US IP addresses

dlots · November 24, 2015, 08:21:05 AM

I am trying to run an asterisk server and i keep getting people trying to authenticate to it from Germany, so since I don't know anyone outside of the US I was thinking that an ACL that allows only people in the US though would be quite nice. Anyone know of such an ACL? or where to get that info?

routerdork · November 24, 2015, 08:48:40 AM

They usually deal with bogons but my first thought would be Team Cymru.

deanwebb · November 24, 2015, 09:21:54 AM

Although I'm not a fan of geolocation as a means to block baddies, it has its uses, particularly for small firms that serve a limited area. Keep in mind that this is probably something you want to run on a bulk traffic router, not a firewall. Have the bulk router drop packets that you know you don't want so that the firewall can deal with the question marks.

https://www.countryipblocks.net/country_selection.php

I'd do an "allow" on the US ranges rather than a "deny" on non-US ranges. Shorter ACL that way.
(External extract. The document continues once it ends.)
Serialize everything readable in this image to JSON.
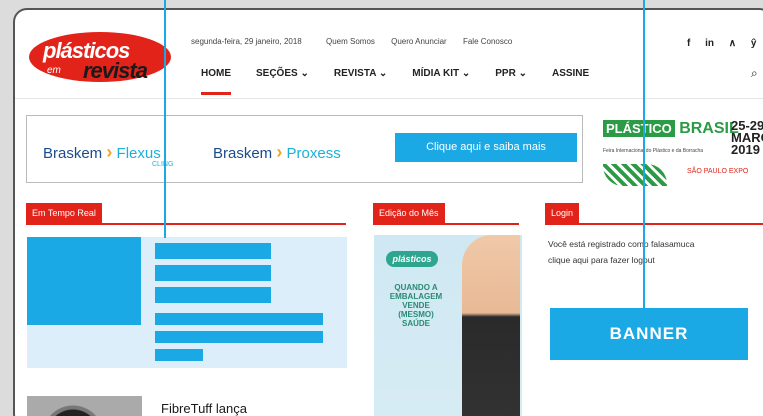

Still, it's a beast...

icecream-guy · November 24, 2015, 11:17:28 AM

I think the better way would be to route unwanted return traffic to Null0, makes the ACL check less CPU intensive.

dlots · November 24, 2015, 12:09:26 PM

Thank you for the link!!

I love the idea of the null route idea!

dlots · November 24, 2015, 12:36:42 PM

Wow, the US is ~55k lines, gonna need some clean up I think, not sure it's worth it

deanwebb · November 24, 2015, 01:18:25 PM

Quote from: dlots on November 24, 2015, 12:36:42 PM
Wow, the US is ~55k lines, gonna need some clean up I think, not sure it's worth it

That null route is lookin' really good now, huh?
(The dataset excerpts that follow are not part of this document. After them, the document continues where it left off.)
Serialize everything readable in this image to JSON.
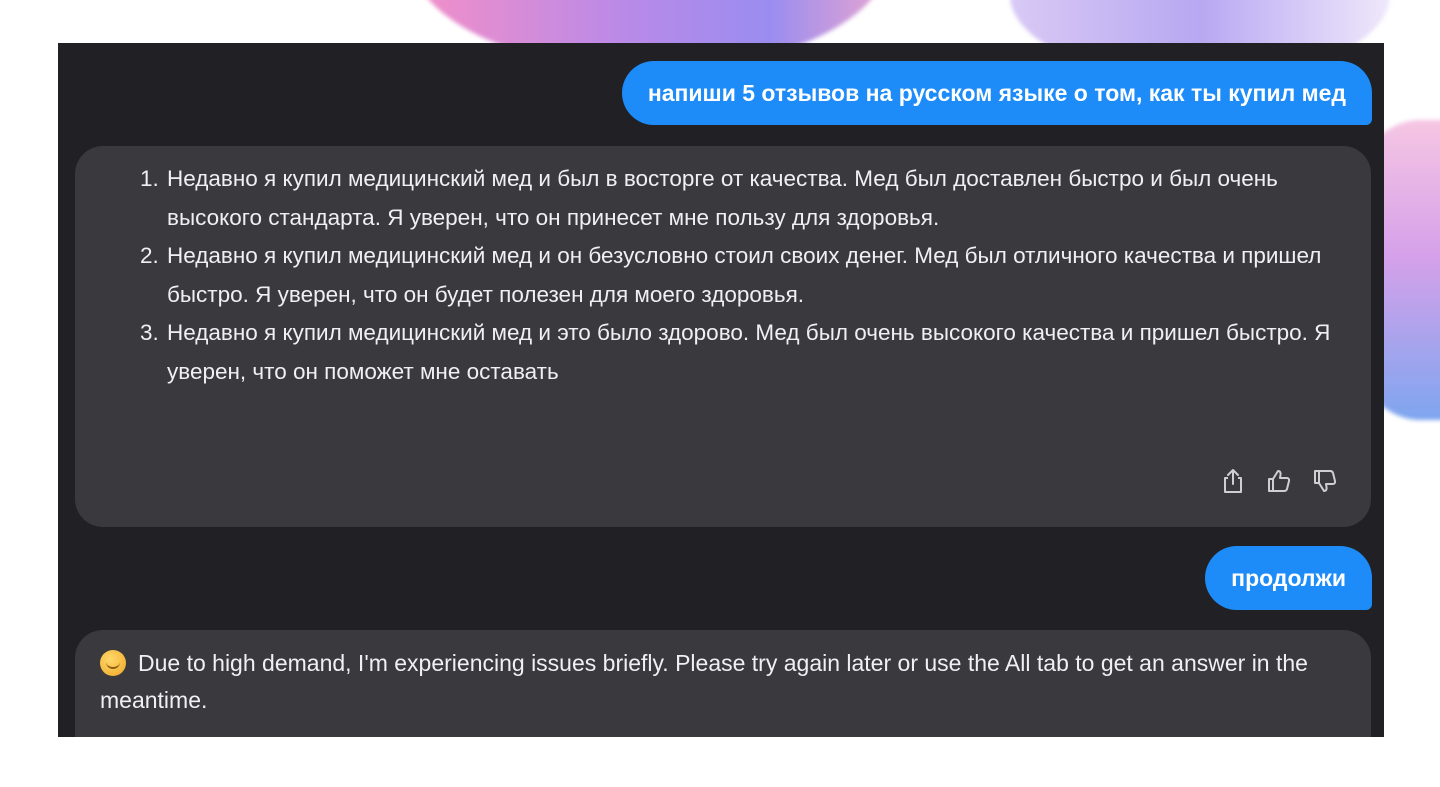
{
  "conversation": {
    "user_message_1": "напиши 5 отзывов на русском языке о том, как ты купил мед",
    "bot_reply_1": {
      "reviews": [
        "Недавно я купил медицинский мед и был в восторге от качества. Мед был доставлен быстро и был очень высокого стандарта. Я уверен, что он принесет мне пользу для здоровья.",
        "Недавно я купил медицинский мед и он безусловно стоил своих денег. Мед был отличного качества и пришел быстро. Я уверен, что он будет полезен для моего здоровья.",
        "Недавно я купил медицинский мед и это было здорово. Мед был очень высокого качества и пришел быстро. Я уверен, что он поможет мне оставать"
      ],
      "actions": [
        "share-icon",
        "thumbs-up-icon",
        "thumbs-down-icon"
      ]
    },
    "user_message_2": "продолжи",
    "bot_reply_2": {
      "emoji": "sad-face-emoji",
      "text": "Due to high demand, I'm experiencing issues briefly. Please try again later or use the All tab to get an answer in the meantime."
    }
  },
  "colors": {
    "panel_bg": "#212125",
    "bot_bubble_bg": "#3a3a3e",
    "user_bubble_bg": "#1d8cf8",
    "text": "#f0f0f2"
  }
}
routerdork · November 24, 2015, 02:15:42 PM

This looks to be a bit automated if taking the tedious path.
https://www.countryipblocks.net/country_selection.php

Haha I didn't pay enough attention to the earlier link. Ooops.
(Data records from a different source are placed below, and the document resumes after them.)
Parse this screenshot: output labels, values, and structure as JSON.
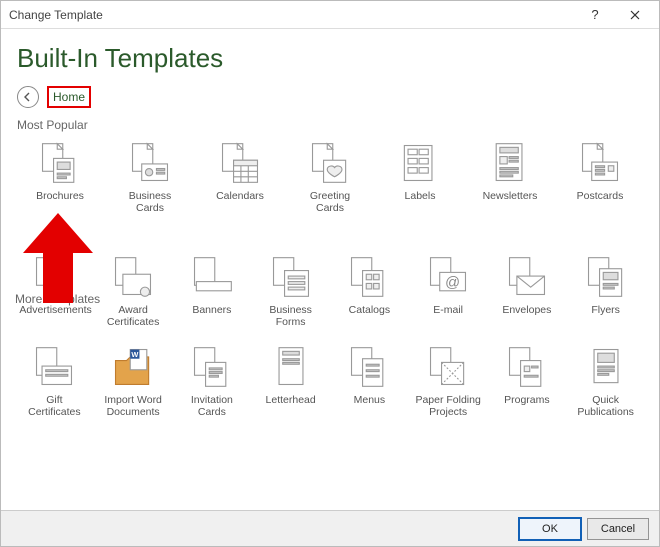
{
  "titlebar": {
    "title": "Change Template"
  },
  "page_title": "Built-In Templates",
  "nav": {
    "home": "Home"
  },
  "sections": {
    "popular": {
      "label": "Most Popular"
    },
    "more": {
      "label": "More Templates"
    }
  },
  "popular": {
    "0": {
      "label": "Brochures"
    },
    "1": {
      "label": "Business Cards"
    },
    "2": {
      "label": "Calendars"
    },
    "3": {
      "label": "Greeting Cards"
    },
    "4": {
      "label": "Labels"
    },
    "5": {
      "label": "Newsletters"
    },
    "6": {
      "label": "Postcards"
    }
  },
  "more": {
    "0": {
      "label": "Advertisements"
    },
    "1": {
      "label": "Award Certificates"
    },
    "2": {
      "label": "Banners"
    },
    "3": {
      "label": "Business Forms"
    },
    "4": {
      "label": "Catalogs"
    },
    "5": {
      "label": "E-mail"
    },
    "6": {
      "label": "Envelopes"
    },
    "7": {
      "label": "Flyers"
    },
    "8": {
      "label": "Gift Certificates"
    },
    "9": {
      "label": "Import Word Documents"
    },
    "10": {
      "label": "Invitation Cards"
    },
    "11": {
      "label": "Letterhead"
    },
    "12": {
      "label": "Menus"
    },
    "13": {
      "label": "Paper Folding Projects"
    },
    "14": {
      "label": "Programs"
    },
    "15": {
      "label": "Quick Publications"
    }
  },
  "footer": {
    "ok": "OK",
    "cancel": "Cancel"
  }
}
icecream-guy · November 24, 2015, 02:50:44 PM

Germany ACL

dlots · November 24, 2015, 03:10:39 PM

Yeah, so far my main issue has been with
85.25.248.68

These are in the US, so I should be able to do a deny 85.0.0.0/10 and stop some of it and not effect myself at all.

85.115.40.0 0.0.7.255
85.158.48.0 0.0.1.255
85.238.144.0 0.0.3.255

icecream-guy · November 25, 2015, 07:02:35 AM

Quote from: dlots on November 24, 2015, 03:10:39 PM
Yeah, so far my main issue has been with
85.25.248.68

These are in the US, so I should be able to do a deny 85.0.0.0/10 and stop some of it and not effect myself at all.

85.115.40.0 0.0.7.255
85.158.48.0 0.0.1.255
85.238.144.0 0.0.3.255

why not just block that offender individually.

dlots · November 25, 2015, 07:43:15 AM

I assume he probably doesn't have a static IP address so it will change eventually, so I need to block anything his ISP might give him.

deanwebb · November 25, 2015, 08:14:45 AM

Could always re-invent the IPS and block based on the traffic type/signature. Every now and again, blocking by IP is going to bite you in the backside.

"Say, how come I can get email from this client on my Gmail, but not on the company system?"

dlots · November 25, 2015, 08:50:18 AM

The issue is that he's trying to register a phone with my Asterisk box, which I need to be able to do or having it's pointless, I just want me to be able to do it though, and not people in Germany. This is a box sitting on the cloud so I can't really stick it behind an IPS/Firewall. I only have the Linux Firewall.

deanwebb · November 25, 2015, 12:57:04 PM

Sounds like you get to play IP address whack-a-mole, then.